Bi-monthly, Buckrail sits down with a local mover and shaker who plays a role in making Jackson, Jackson.
JACKSON, Wyo. — Joe Stone envisions a world with more representation.
And for over twelve years, he has been hard at work planting the seeds and pulling the weeds to bring this vision to life.
But the road to equality of opportunity and accessibility is a long one.
That’s why after sustaining a spinal injury in 2010, Stone has focused his efforts on making his own passion for outdoor sports accessible and inclusive of people with different abilities. In 2013, he founded the Joe Stone Foundation, which shared a similar mission with local nonprofit, Teton Adaptive. So when asked to join the team in 2020 as the Director of Mission, it was a no-brainer to unite forces.
Now, he finds himself in Jackson Hole, the land of all things “extreme”. But for Stone, it’s the best place to be.
“Jackson represents the ‘extreme’ in the outdoor sports industry, so if adaptive programs can succeed here, they can succeed anywhere,” said Stone.
Stone explained how in the United States, one in four individuals is disabled, yet there is still a force of separation that too often divides individuals with different abilities from the rest of the population. This separation is even more prominent in the outdoor sports industry.

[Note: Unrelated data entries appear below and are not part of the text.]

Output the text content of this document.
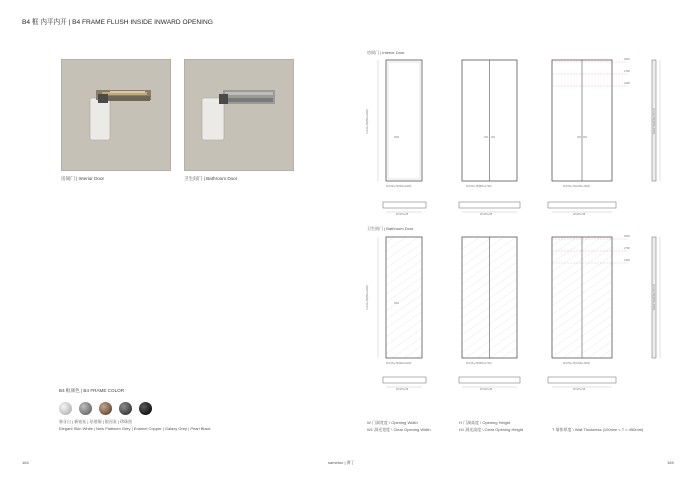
B4 框 内平内开 | B4 FRAME FLUSH INSIDE INWARD OPENING
房间门 | Interior Door	卫生间门 | Bathroom Door
B4 框颜色 | B4 FRAME COLOR
象牙白 | 新铂灰 | 珐琅铜 | 银河灰 | 珍珠黑
Elegant Skin White | New Platinum Grey | Enamel Copper | Galaxy Grey | Pearl Black
房间门 | Interior Door
卫生间门 | Bathroom Door
3000
2700
2400
H1=H+55(800+2000)	H1=H+55(2000+3000)
W1=W+70(600+1100)	W1=W+70(800+1700)	W1=W+70(1200+1600)
W=W1+55	W=W1+55	W=W1+55
3000
2700
2400
H1=H+55(800+2000)	H1=H+55(2000+3000)
W1=W+70(600+1100)	W1=W+70(800+1700)	W1=W+70(1200+1600)
W=W1+55	W=W1+55	W=W1+55
W 门洞宽度 \ Opening Width
W1 洞光宽度 \ Clear Opening Width
H 门洞高度 \ Opening Height
H1 洞光高度 \ Clear Opening Height	T 墙体厚度 \ Wall Thickness (100mm < T < 450mm)
164	sameton | 赛丁	165
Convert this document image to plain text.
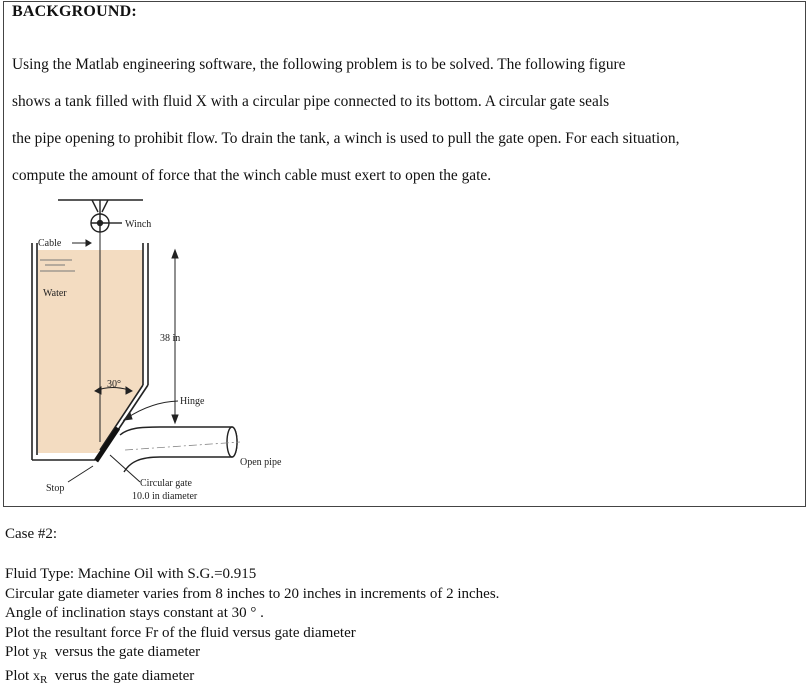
BACKGROUND:

Using the Matlab engineering software, the following problem is to be solved. The following figure

shows a tank filled with fluid X with a circular pipe connected to its bottom. A circular gate seals

the pipe opening to prohibit flow. To drain the tank, a winch is used to pull the gate open. For each situation,

compute the amount of force that the winch cable must exert to open the gate.

Winch
Cable
Water
38 in
30°
Hinge
Open pipe
Stop	Circular gate
10.0 in diameter
Case #2:
Fluid Type: Machine Oil with S.G.=0.915
Circular gate diameter varies from 8 inches to 20 inches in increments of 2 inches.
Angle of inclination stays constant at 30 ° .
Plot the resultant force Fr of the fluid versus gate diameter
Plot $y_R$  versus the gate diameter
Plot $x_R$  verus the gate diameter
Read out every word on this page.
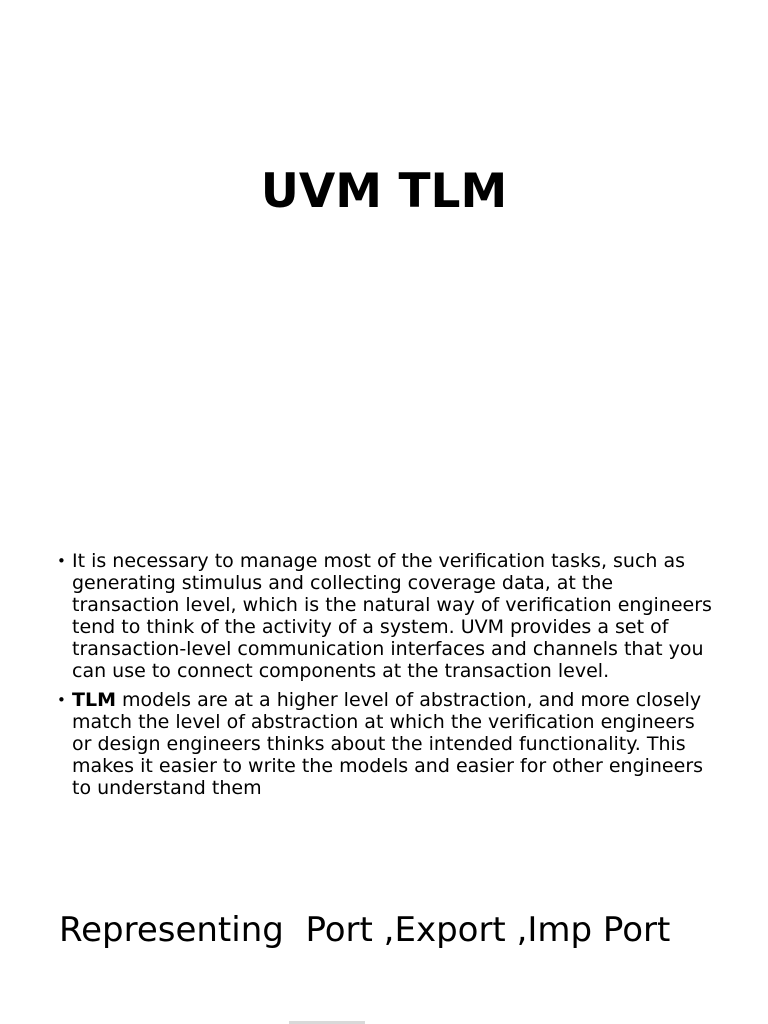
UVM TLM
• It is necessary to manage most of the verification tasks, such as generating stimulus and collecting coverage data, at the transaction level, which is the natural way of verification engineers tend to think of the activity of a system. UVM provides a set of transaction-level communication interfaces and channels that you can use to connect components at the transaction level.
• TLM models are at a higher level of abstraction, and more closely match the level of abstraction at which the verification engineers or design engineers thinks about the intended functionality. This makes it easier to write the models and easier for other engineers to understand them

Representing  Port ,Export ,Imp Port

But at Teton Adaptive, Stone and his team have changed that.
The Teton Adaptive approach is to provide training in adaptive sports activities so when the time comes for an individual of different abilities to ski, mountain bike, paraglide, or spend the day on the Snake, businesses don’t have to turn them away.
Teton Adaptive is the only program in the U.S. that uses this model. Throughout the rest of the country, programs have separate facilities for people with disabilities. Meanwhile, in Jackson Hole, Teton Adaptive’s programs are a collaboration between the nonprofit and the outdoor recreation organization.
This model has proved itself effective and successful. But to be effective it takes an educated and willing community to be inclusive and onboard.
Having individuals “dialed-in,” as Stone would say, is how these programs flourish. When Stone trains experts and instructors it’s relatively simple.
“It’s pretty easy to teach an expert,” said Stone.
When Teton Adaptive conducts its adaptive training with experts of respective sports, he says that at its core all that is required is enthusiasm and dedication. These experts have already formed and sharpened their skill set, they just have to build upon the foundation that exists to learn the adaptive accommodation to the sport.
To name a few, Teton Adaptive works alongside Jackson Hole Mountain Resort, Grand Targhee, Rendezvous River Sports, Jackson Hole Paragliding and Wheel Wranglers. Once these organizations are trained to serve people with disabilities they feel safe and empowered to welcome them.
Today, Stone and Teton Adaptive are facilitating this educational effort in the hopes that one day it will no longer be necessary.
“In the future, it would be ideal for the community to no longer lean on us,” said Stone.
But this vision, the one that Stone holds fast to, cannot come to life on its own and in a society where inclusion lacks across the board, he says.
He explains that the formula is a conscious, informed and educated community, and Stone’s work is well on its way to building a society that is just that.